Астольфо Ринальди я давно знал как человека жадного до сумы, по примеру своего сотоварища и покровителя Бьянкакроче. Еще когда был магистратом, он сумел накопить огромное богатство. Он делал шикарные подношения Клименту, тому папе, которого после смерти прозвали злополучным папой, он тоже был охоч до денег и жаждал похвал, на которые судья не скупился; и за все это, само собой, вознаградилось кавалеру Ринальди жизненным успехом.
На самом деле в начале моей карьеры я Ринальди не распознал, я был молод и алкал справедливости, и брал его за пример; но сколько-то времени спустя он приметил мою самоотверженность, он, наверное, принял ее за малодушное прихвостничество и открылся мне чуток: как-то раз после обеда сидел он особо навеселе, ибо по тому, как он пыхал перегаром изо рта было ясно, что выпил за обедом более, чем следовало; он сказал мне тогда:
– На охоте на ведьм все наживаются: я, вы… все! Это же всем навар: стражникам, тюремщикам, писцам и канцеляристам, надзирателям, палачам; дровосекам, плотникам, разжигателям костров; ну и… нам, судьям. – Он подмигнул мне. – Да здравствуют окаянные бабы! – добавил он и вознес к небу руку, будто держал в ней заздравную чарку. – …а политическая выгода? Власть имущие делают, что захотят, а вину за все лиха валят на ведьм. А то можно и на евреев, на “мерзопакостных христовых убивцев”; а лавочники? Это же выгодно, если чернь на них поднимется! Это же милое дело, если, когда князь уменьшает содержание драгоценного металла в монетах, в этом обесценивании обвиняют бедняг лавочников, которые вынуждены повышать цены и кажутся причиной зла; а следом выходим на сцену мы, чтобы предать их всенародно позору и утихомирить простонародье, и может статься время от времени кого-то из них и вздернуть. Это же идет на пользу общественному порядку, дорогой Грилланди! Это же спокойствие верхам: кардиналам, князьям, банкирам! Это все промысел, дорогой мой, а мы верные слуги беспредельной власти. Не гордится у вас душа?

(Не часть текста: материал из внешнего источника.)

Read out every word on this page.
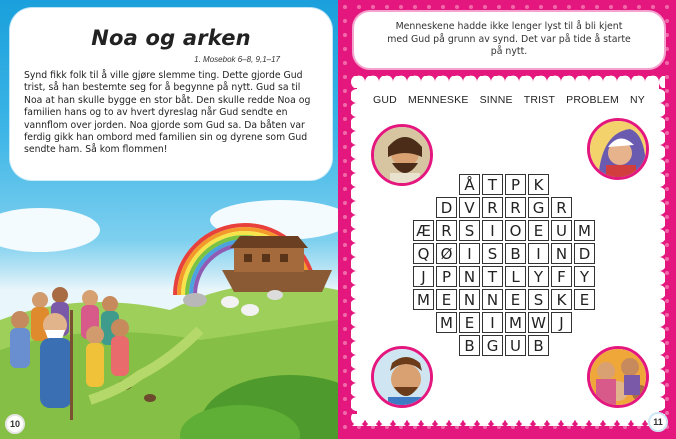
Noa og arken

1. Mosebok 6–8, 9,1–17

Synd fikk folk til å ville gjøre slemme ting. Dette gjorde Gud trist, så han bestemte seg for å begynne på nytt. Gud sa til Noa at han skulle bygge en stor båt. Den skulle redde Noa og familien hans og to av hvert dyreslag når Gud sendte en vannflom over jorden. Noa gjorde som Gud sa. Da båten var ferdig gikk han ombord med familien sin og dyrene som Gud sendte ham. Så kom flommen!

10

Menneskene hadde ikke lenger lyst til å bli kjent med Gud på grunn av synd. Det var på tide å starte på nytt.

GUD MENNESKE SINNE TRIST PROBLEM NY
Å T P K
D V R R G R
Æ R S	I O E U M
Q Ø I	S B	I	N D
J	P N T L Y F Y
M E N N E S K E
M E	I M W J
B G U B
11
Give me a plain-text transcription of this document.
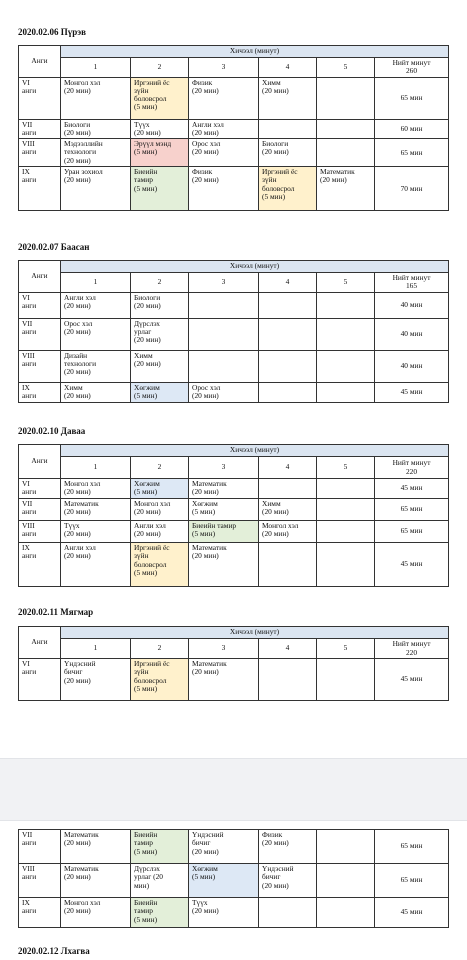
2020.02.06 Пүрэв
Анги	Хичээл (минут)					
	1	2	3	4	5	Нийт минут
260

VI
анги	Монгол хэл
(20 мин)	Иргэний ёс
зүйн
боловсрол
(5 мин)	Физик
(20 мин)	Химм
(20 мин)		65 мин

VII
анги	Биологи
(20 мин)	Түүх
(20 мин)	Англи хэл
(20 мин)			60 мин

VIII
анги	Мэдээллийн
технологи
(20 мин)	Эрүүл мэнд
(5 мин)	Орос хэл
(20 мин)	Биологи
(20 мин)		65 мин

IX
анги	Уран зохиол
(20 мин)	Биеийн
тамир
(5 мин)	Физик
(20 мин)	Иргэний ёс
зүйн
боловсрол
(5 мин)	Математик
(20 мин)	70 мин
2020.02.07 Баасан
Анги	Хичээл (минут)					
	1	2	3	4	5	Нийт минут
165

VI
анги	Англи хэл
(20 мин)	Биологи
(20 мин)				40 мин

VII
анги	Орос хэл
(20 мин)	Дүрслэх
урлаг
(20 мин)				40 мин

VIII
анги	Дизайн
технологи
(20 мин)	Химм
(20 мин)				40 мин

IX
анги	Химм
(20 мин)	Хөгжим
(5 мин)	Орос хэл
(20 мин)			45 мин
2020.02.10 Даваа
Анги	Хичээл (минут)					
	1	2	3	4	5	Нийт минут
220

VI
анги	Монгол хэл
(20 мин)	Хөгжим
(5 мин)	Математик
(20 мин)			45 мин

VII
анги	Математик
(20 мин)	Монгол хэл
(20 мин)	Хөгжим
(5 мин)	Химм
(20 мин)		65 мин

VIII
анги	Түүх
(20 мин)	Англи хэл
(20 мин)	Биеийн тамир
(5 мин)	Монгол хэл
(20 мин)		65 мин

IX
анги	Англи хэл
(20 мин)	Иргэний ёс
зүйн
боловсрол
(5 мин)	Математик
(20 мин)			45 мин
2020.02.11 Мягмар
Анги	Хичээл (минут)					
	1	2	3	4	5	Нийт минут
220

VI
анги	Үндэсний
бичиг
(20 мин)	Иргэний ёс
зүйн
боловсрол
(5 мин)	Математик
(20 мин)			45 мин
VII
анги	Математик
(20 мин)	Биеийн
тамир
(5 мин)	Үндэсний
бичиг
(20 мин)	Физик
(20 мин)		65 мин

VIII
анги	Математик
(20 мин)	Дүрслэх
урлаг (20
мин)	Хөгжим
(5 мин)	Үндэсний
бичиг
(20 мин)		65 мин

IX
анги	Монгол хэл
(20 мин)	Биеийн
тамир
(5 мин)	Түүх
(20 мин)			45 мин
2020.02.12 Лхагва
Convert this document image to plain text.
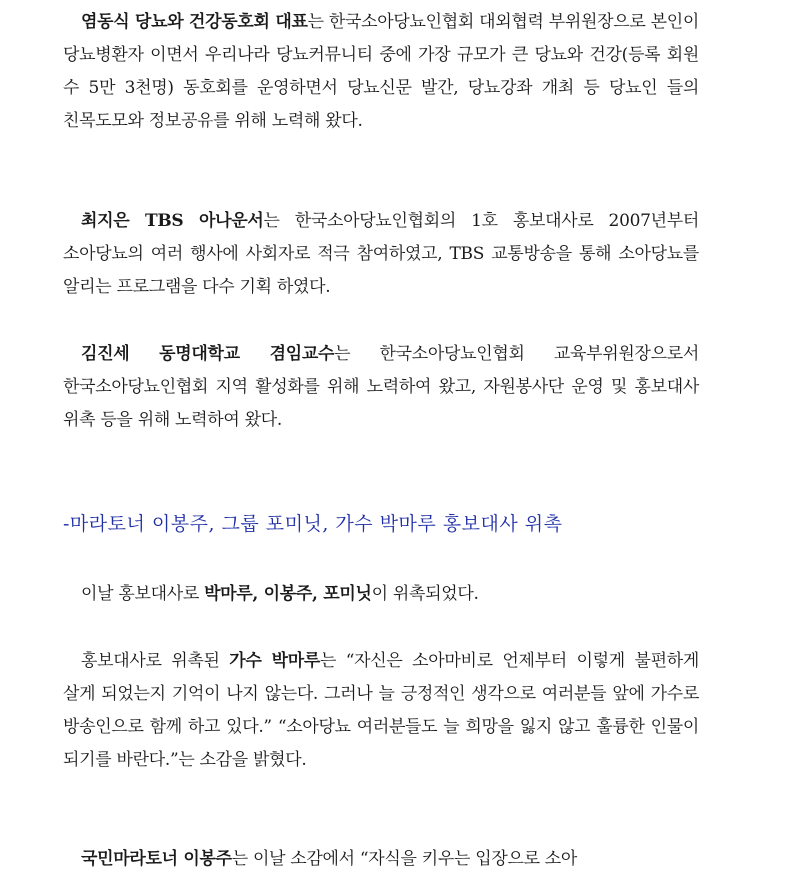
염동식 당뇨와 건강동호회 대표는 한국소아당뇨인협회 대외협력 부위원장으로 본인이 당뇨병환자 이면서 우리나라 당뇨커뮤니티 중에 가장 규모가 큰 당뇨와 건강(등록 회원 수 5만 3천명) 동호회를 운영하면서 당뇨신문 발간, 당뇨강좌 개최 등 당뇨인 들의 친목도모와 정보공유를 위해 노력해 왔다.

최지은 TBS 아나운서는 한국소아당뇨인협회의 1호 홍보대사로 2007년부터 소아당뇨의 여러 행사에 사회자로 적극 참여하였고, TBS 교통방송을 통해 소아당뇨를 알리는 프로그램을 다수 기획 하였다.

김진세 동명대학교 겸임교수는 한국소아당뇨인협회 교육부위원장으로서 한국소아당뇨인협회 지역 활성화를 위해 노력하여 왔고, 자원봉사단 운영 및 홍보대사 위촉 등을 위해 노력하여 왔다.

-마라토너 이봉주, 그룹 포미닛, 가수 박마루 홍보대사 위촉

이날 홍보대사로 박마루, 이봉주, 포미닛이 위촉되었다.

홍보대사로 위촉된 가수 박마루는 “자신은 소아마비로 언제부터 이렇게 불편하게 살게 되었는지 기억이 나지 않는다. 그러나 늘 긍정적인 생각으로 여러분들 앞에 가수로 방송인으로 함께 하고 있다.” “소아당뇨 여러분들도 늘 희망을 잃지 않고 훌륭한 인물이 되기를 바란다.”는 소감을 밝혔다.

국민마라토너 이봉주는 이날 소감에서 “자식을 키우는 입장으로 소아
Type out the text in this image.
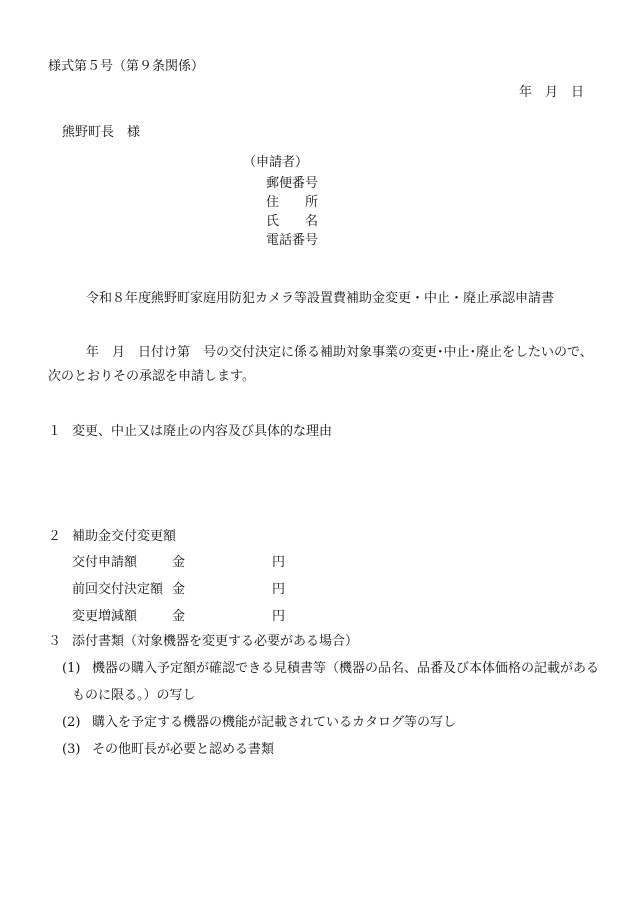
様式第５号（第９条関係）
年　月　日
熊野町長　様
（申請者）
郵便番号
住　　所
氏　　名
電話番号
令和８年度熊野町家庭用防犯カメラ等設置費補助金変更・中止・廃止承認申請書
年　月　日付け第　号の交付決定に係る補助対象事業の変更･中止･廃止をしたいので、
次のとおりその承認を申請します。
１ 変更、中止又は廃止の内容及び具体的な理由
２ 補助金交付変更額
交付申請額	金	円
前回交付決定額 金	円
変更増減額	金	円
３ 添付書類（対象機器を変更する必要がある場合）
(1) 機器の購入予定額が確認できる見積書等（機器の品名、品番及び本体価格の記載がある
ものに限る。）の写し
(2) 購入を予定する機器の機能が記載されているカタログ等の写し
(3) その他町長が必要と認める書類
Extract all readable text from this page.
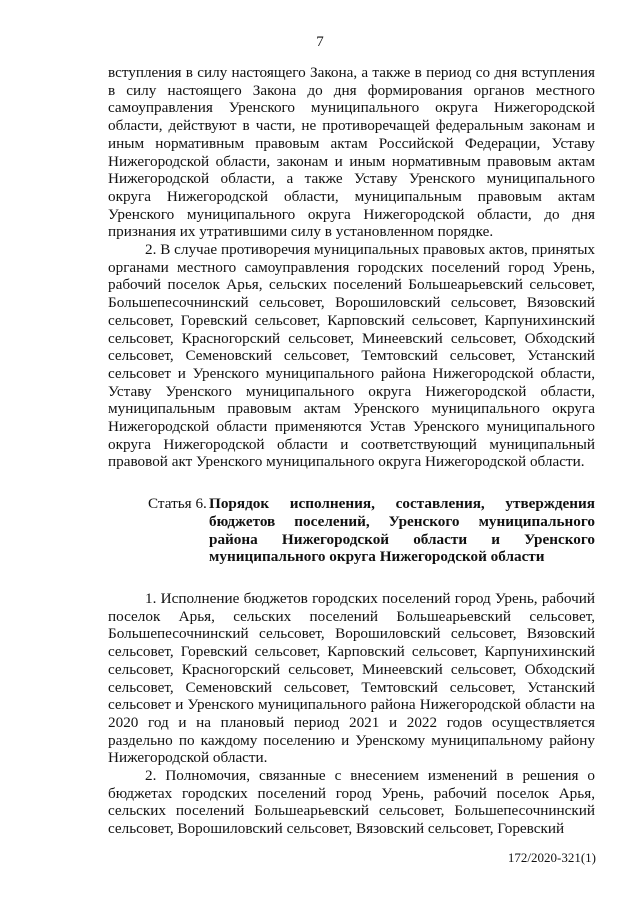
7

вступления в силу настоящего Закона, а также в период со дня вступления в силу настоящего Закона до дня формирования органов местного самоуправления Уренского муниципального округа Нижегородской области, действуют в части, не противоречащей федеральным законам и иным нормативным правовым актам Российской Федерации, Уставу Нижегородской области, законам и иным нормативным правовым актам Нижегородской области, а также Уставу Уренского муниципального округа Нижегородской области, муниципальным правовым актам Уренского муниципального округа Нижегородской области, до дня признания их утратившими силу в установленном порядке.

2. В случае противоречия муниципальных правовых актов, принятых органами местного самоуправления городских поселений город Урень, рабочий поселок Арья, сельских поселений Большеарьевский сельсовет, Большепесочнинский сельсовет, Ворошиловский сельсовет, Вязовский сельсовет, Горевский сельсовет, Карповский сельсовет, Карпунихинский сельсовет, Красногорский сельсовет, Минеевский сельсовет, Обходский сельсовет, Семеновский сельсовет, Темтовский сельсовет, Устанский сельсовет и Уренского муниципального района Нижегородской области, Уставу Уренского муниципального округа Нижегородской области, муниципальным правовым актам Уренского муниципального округа Нижегородской области применяются Устав Уренского муниципального округа Нижегородской области и соответствующий муниципальный правовой акт Уренского муниципального округа Нижегородской области.

Статья 6. Порядок исполнения, составления, утверждения бюджетов поселений, Уренского муниципального района Нижегородской области и Уренского муниципального округа Нижегородской области

1. Исполнение бюджетов городских поселений город Урень, рабочий поселок Арья, сельских поселений Большеарьевский сельсовет, Большепесочнинский сельсовет, Ворошиловский сельсовет, Вязовский сельсовет, Горевский сельсовет, Карповский сельсовет, Карпунихинский сельсовет, Красногорский сельсовет, Минеевский сельсовет, Обходский сельсовет, Семеновский сельсовет, Темтовский сельсовет, Устанский сельсовет и Уренского муниципального района Нижегородской области на 2020 год и на плановый период 2021 и 2022 годов осуществляется раздельно по каждому поселению и Уренскому муниципальному району Нижегородской области.

2. Полномочия, связанные с внесением изменений в решения о бюджетах городских поселений город Урень, рабочий поселок Арья, сельских поселений Большеарьевский сельсовет, Большепесочнинский сельсовет, Ворошиловский сельсовет, Вязовский сельсовет, Горевский

172/2020-321(1)
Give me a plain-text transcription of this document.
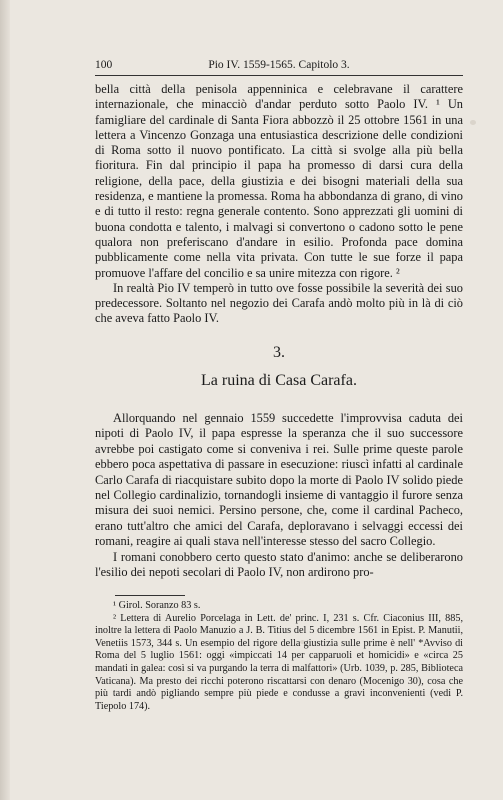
100	Pio IV. 1559-1565. Capitolo 3.

bella città della penisola appenninica e celebravane il carattere internazionale, che minacciò d'andar perduto sotto Paolo IV. ¹ Un famigliare del cardinale di Santa Fiora abbozzò il 25 ottobre 1561 in una lettera a Vincenzo Gonzaga una entusiastica descrizione delle condizioni di Roma sotto il nuovo pontificato. La città si svolge alla più bella fioritura. Fin dal principio il papa ha promesso di darsi cura della religione, della pace, della giustizia e dei bisogni materiali della sua residenza, e mantiene la promessa. Roma ha abbondanza di grano, di vino e di tutto il resto: regna generale contento. Sono apprezzati gli uomini di buona condotta e talento, i malvagi si convertono o cadono sotto le pene qualora non preferiscano d'andare in esilio. Profonda pace domina pubblicamente come nella vita privata. Con tutte le sue forze il papa promuove l'affare del concilio e sa unire mitezza con rigore. ²

In realtà Pio IV temperò in tutto ove fosse possibile la severità dei suo predecessore. Soltanto nel negozio dei Carafa andò molto più in là di ciò che aveva fatto Paolo IV.

3.
La ruina di Casa Carafa.

Allorquando nel gennaio 1559 succedette l'improvvisa caduta dei nipoti di Paolo IV, il papa espresse la speranza che il suo successore avrebbe poi castigato come si conveniva i rei. Sulle prime queste parole ebbero poca aspettativa di passare in esecuzione: riuscì infatti al cardinale Carlo Carafa di riacquistare subito dopo la morte di Paolo IV solido piede nel Collegio cardinalizio, tornandogli insieme di vantaggio il furore senza misura dei suoi nemici. Persino persone, che, come il cardinal Pacheco, erano tutt'altro che amici del Carafa, deploravano i selvaggi eccessi dei romani, reagire ai quali stava nell'interesse stesso del sacro Collegio.

I romani conobbero certo questo stato d'animo: anche se deliberarono l'esilio dei nepoti secolari di Paolo IV, non ardirono pro-

¹ Girol. Soranzo 83 s.

² Lettera di Aurelio Porcelaga in Lett. de' princ. I, 231 s. Cfr. Ciaconius III, 885, inoltre la lettera di Paolo Manuzio a J. B. Titius del 5 dicembre 1561 in Epist. P. Manutii, Venetiis 1573, 344 s. Un esempio del rigore della giustizia sulle prime è nell' *Avviso di Roma del 5 luglio 1561: oggi «impiccati 14 per capparuoli et homicidi» e «circa 25 mandati in galea: così si va purgando la terra di malfattori» (Urb. 1039, p. 285, Biblioteca Vaticana). Ma presto dei ricchi poterono riscattarsi con denaro (Mocenigo 30), cosa che più tardi andò pigliando sempre più piede e condusse a gravi inconvenienti (vedi P. Tiepolo 174).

Меня затошнило. Сколько-то дней я носился с мыслью бросить все и заняться адвокатским ремеслом. Я хорошо помню, как спросил себя, бывало ли, что судья Ринальди, раз он так на мошну падок, в некоторых случаях за вознаграждение повлиял на приговор. Я действительно вспомнил, что не раз, когда я, несомненно, приговорил бы к сожжению на костре, он вынес приговор о застенке. И наоборот, в случаях, когда по моему мнению хватило бы и тюрьмы, мой глава осудил на костер. В частности, запечатлелся у меня в памяти неизгладимый случай Джаннетто Спигини, одного богатого человека из купеческого сословия, служил он на недворянской должности при папских финансах, эту общественную должность он купил давно, чтобы возвысить свой социальный престиж.
Дело его попалось мне в первые времена моей карьеры, когда еще велико было мое уважение к Астольфо Ринальди.
Спигини я знал до процесса, так как жил он в своем роскошном особняке напротив жилища, которое я арендовал, мы здоровались с ним, и порой со своего балкона он снисходил до легкомысленной беседы со мной. Был он человеком непринужденным и порывистым, и, по правде говоря, даже чудным настолько, что подчас казался мне и вовсе придурковатым, как когда усаживался на балконе без рубахи, чтобы насладиться, по его словам, воздействием благотворных лучей солнечного светила. Однажды летним вечером я вышел на балкон подышать воздухом и застал его на балконе своего дома, он стоял, навалившись на перила, на лбу залегли хмурые морщины, рот скривился в гримасе отвращения. Он завидел меня и, даже не поздоровавшись, вспыльчиво заговорил:
– Господин любезный, а справедливость-то где?
Я подумал, что он философствует о мироздании вообще и улыбнулся.
– Да улыбаться-то нечему, блистательный судья Грилланди! Вы, простите великодушно, молоды еще: есть на этом свете такие мерзости, что вы и представить себе не можете. Вон князь Бьянкакроче, который ворует без зазрения совести, знаете его?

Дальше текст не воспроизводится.